July 19, 1964 - Governor George Wallace of Alabama withdrew today his segregationist third-party bid for the Presidency.

In a move of great political significance, he thus ended a campaign that had been expected to cut deeply into the conservative, states’ rights appeal to Southern voters of Senator Barry Goldwater of Arizona, the Republican Presidential candidate.

Goldwater said at Phoenix, Ariz., that Wallace’s withdrawal was a “surprise” to him. “I never gave this Wallace thing much thought,” the Senator said, and then declined to amplify his views.

Wallace had been “committed” to run in 16 states.

“My mission has been accomplished,” Wallace declared. He credited himself with getting “a message to the leadership” of the Republican party “to return this country to the governmental principles upon which it was founded.”

The White House had no comment on the announcement. The Senate majority leader, Mike Mansfield of Montana, said: “This draws the lines more sharply.”

On CBS-TV’s “Face the Nation,” Wallace said that “I was the instrument” through which “the high councils of both major political parties” had been “conservatized.”

“Today we hear more states’ rights talk than we have heard in the last quarter century,” he said in a statement at the start of the broadcast. That his states’ rights, anti-civil rights message had been “heeded and will be heeded is evident,” he said.
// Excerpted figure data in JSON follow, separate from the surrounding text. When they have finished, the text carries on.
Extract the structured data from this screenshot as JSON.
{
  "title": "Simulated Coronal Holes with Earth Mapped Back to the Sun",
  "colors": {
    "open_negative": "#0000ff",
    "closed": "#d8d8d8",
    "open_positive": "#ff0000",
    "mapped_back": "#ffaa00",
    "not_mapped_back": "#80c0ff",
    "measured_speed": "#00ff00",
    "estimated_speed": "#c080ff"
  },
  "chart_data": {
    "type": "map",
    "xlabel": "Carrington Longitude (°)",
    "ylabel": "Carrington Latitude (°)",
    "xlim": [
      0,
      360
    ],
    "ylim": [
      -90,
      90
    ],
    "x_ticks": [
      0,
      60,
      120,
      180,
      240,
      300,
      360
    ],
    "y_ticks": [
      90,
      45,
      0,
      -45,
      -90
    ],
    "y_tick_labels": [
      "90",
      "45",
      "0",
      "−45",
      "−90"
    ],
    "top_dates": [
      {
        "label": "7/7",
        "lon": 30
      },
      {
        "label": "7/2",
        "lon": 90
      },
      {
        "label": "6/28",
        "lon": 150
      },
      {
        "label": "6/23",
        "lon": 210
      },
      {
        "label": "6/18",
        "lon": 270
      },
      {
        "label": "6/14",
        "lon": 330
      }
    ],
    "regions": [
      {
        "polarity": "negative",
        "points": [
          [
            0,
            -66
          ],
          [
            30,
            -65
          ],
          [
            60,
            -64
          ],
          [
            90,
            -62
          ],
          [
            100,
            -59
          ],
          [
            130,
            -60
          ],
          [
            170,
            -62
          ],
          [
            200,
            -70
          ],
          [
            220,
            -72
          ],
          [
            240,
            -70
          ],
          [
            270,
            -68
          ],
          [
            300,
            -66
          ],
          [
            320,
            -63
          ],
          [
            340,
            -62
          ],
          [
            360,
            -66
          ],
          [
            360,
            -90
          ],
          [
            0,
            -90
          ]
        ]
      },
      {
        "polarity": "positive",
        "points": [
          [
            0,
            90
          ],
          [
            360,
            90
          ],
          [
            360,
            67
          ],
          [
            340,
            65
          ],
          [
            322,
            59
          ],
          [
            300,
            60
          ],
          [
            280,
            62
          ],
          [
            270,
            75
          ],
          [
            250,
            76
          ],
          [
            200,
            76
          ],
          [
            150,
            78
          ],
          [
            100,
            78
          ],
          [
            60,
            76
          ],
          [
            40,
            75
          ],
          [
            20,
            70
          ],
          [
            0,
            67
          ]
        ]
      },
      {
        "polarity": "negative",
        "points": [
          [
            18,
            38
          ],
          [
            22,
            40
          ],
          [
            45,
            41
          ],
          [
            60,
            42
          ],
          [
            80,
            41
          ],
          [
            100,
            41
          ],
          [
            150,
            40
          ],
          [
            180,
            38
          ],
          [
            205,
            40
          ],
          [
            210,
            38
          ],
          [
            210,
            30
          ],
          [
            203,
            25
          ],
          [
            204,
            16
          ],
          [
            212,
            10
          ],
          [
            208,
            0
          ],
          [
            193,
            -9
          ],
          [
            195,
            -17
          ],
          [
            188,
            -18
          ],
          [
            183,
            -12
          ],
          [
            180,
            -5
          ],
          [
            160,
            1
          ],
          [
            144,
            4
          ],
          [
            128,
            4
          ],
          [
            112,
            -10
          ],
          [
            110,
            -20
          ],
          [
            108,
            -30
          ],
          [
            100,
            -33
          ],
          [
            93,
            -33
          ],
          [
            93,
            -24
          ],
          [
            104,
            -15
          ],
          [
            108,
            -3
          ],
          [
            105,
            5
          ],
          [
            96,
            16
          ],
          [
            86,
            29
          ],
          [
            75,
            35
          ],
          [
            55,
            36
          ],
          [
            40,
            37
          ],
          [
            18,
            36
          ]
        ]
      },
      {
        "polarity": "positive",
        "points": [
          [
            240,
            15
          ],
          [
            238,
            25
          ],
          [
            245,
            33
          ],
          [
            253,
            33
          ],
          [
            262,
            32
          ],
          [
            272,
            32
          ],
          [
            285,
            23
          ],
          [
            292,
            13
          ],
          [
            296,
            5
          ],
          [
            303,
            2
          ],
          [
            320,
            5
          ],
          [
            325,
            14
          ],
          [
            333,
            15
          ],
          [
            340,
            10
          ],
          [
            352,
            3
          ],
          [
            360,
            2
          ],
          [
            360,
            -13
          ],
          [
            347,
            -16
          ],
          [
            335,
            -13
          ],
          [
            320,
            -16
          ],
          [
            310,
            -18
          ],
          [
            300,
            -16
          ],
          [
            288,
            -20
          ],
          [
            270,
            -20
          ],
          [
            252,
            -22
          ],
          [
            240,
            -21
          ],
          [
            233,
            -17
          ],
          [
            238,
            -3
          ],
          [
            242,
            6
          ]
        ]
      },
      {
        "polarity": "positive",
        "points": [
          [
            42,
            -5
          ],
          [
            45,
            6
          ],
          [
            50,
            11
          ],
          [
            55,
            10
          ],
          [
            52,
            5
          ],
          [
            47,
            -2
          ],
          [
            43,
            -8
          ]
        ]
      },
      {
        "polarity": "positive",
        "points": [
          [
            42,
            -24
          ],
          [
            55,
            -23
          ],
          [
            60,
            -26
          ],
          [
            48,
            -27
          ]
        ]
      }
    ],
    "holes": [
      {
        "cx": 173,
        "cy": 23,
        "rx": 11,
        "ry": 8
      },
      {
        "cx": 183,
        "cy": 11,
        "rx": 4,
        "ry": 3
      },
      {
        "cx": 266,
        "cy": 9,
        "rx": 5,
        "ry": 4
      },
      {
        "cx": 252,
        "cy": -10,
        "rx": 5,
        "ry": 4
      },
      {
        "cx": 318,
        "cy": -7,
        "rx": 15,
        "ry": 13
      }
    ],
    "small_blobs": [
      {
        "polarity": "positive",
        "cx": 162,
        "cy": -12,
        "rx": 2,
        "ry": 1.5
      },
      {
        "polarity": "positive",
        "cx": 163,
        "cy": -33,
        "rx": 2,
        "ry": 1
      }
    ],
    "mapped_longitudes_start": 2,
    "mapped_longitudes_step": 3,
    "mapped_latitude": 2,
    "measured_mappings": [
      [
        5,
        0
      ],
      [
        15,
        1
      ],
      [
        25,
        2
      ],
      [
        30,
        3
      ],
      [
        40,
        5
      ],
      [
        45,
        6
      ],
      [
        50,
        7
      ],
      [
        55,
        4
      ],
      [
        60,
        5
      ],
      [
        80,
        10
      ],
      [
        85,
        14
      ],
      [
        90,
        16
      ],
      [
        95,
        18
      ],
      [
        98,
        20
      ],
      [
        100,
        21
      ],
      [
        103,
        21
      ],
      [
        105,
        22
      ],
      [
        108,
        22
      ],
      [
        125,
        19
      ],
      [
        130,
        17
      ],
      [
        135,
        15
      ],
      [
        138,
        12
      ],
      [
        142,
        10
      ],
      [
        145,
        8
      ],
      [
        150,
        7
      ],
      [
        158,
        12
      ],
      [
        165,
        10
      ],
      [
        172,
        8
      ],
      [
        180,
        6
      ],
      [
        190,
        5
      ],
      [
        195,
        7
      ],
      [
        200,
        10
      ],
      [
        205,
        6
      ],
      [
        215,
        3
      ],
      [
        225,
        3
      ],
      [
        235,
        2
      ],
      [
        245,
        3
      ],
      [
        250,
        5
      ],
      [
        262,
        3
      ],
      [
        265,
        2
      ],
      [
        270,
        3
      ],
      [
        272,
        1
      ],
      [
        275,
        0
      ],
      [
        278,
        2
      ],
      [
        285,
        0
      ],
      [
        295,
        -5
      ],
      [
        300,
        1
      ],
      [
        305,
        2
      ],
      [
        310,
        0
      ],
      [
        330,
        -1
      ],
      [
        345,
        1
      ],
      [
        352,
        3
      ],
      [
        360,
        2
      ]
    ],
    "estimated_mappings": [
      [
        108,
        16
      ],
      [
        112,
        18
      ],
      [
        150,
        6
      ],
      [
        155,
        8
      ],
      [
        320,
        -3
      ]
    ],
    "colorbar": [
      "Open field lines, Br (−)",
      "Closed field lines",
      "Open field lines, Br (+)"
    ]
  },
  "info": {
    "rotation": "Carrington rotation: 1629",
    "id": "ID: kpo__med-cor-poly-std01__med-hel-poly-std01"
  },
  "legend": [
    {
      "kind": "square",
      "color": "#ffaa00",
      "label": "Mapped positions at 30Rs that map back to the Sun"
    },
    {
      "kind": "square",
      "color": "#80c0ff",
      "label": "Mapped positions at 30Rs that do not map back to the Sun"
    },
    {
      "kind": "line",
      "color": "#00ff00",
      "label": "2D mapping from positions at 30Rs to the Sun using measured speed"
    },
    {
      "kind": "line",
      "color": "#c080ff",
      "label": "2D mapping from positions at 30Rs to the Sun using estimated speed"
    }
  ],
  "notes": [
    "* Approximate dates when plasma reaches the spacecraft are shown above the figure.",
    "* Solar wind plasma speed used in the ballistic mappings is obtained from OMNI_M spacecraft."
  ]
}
“We shall look closely at the actions and attitudes in Atlantic City next month,” he went on. The Democratic National Convention opens there Aug. 24.

Although he declined explicitly to endorse Goldwater, it seemed unlikely that the Democrats could take a position satisfactory to Wallace.

“Whoever doesn’t represent the South in this campaign will not be President,” he declared. “So, if the President will not represent the South in his campaign, he will not be elected.”

The Governor characterized the civil rights stand of the Johnson Administration as “this political gimmick on this matter of race.” He denied that he or his staff had had any communication or had made any deals with the Goldwater forces.

Wallace said he thought “the American people are sick and tired of columnists and TV dudes who get on the national networks and instead of reporting the news as it is, and shame the devil, which is what they are supposed to do, try to slant and distort and malign and brainwash this country.”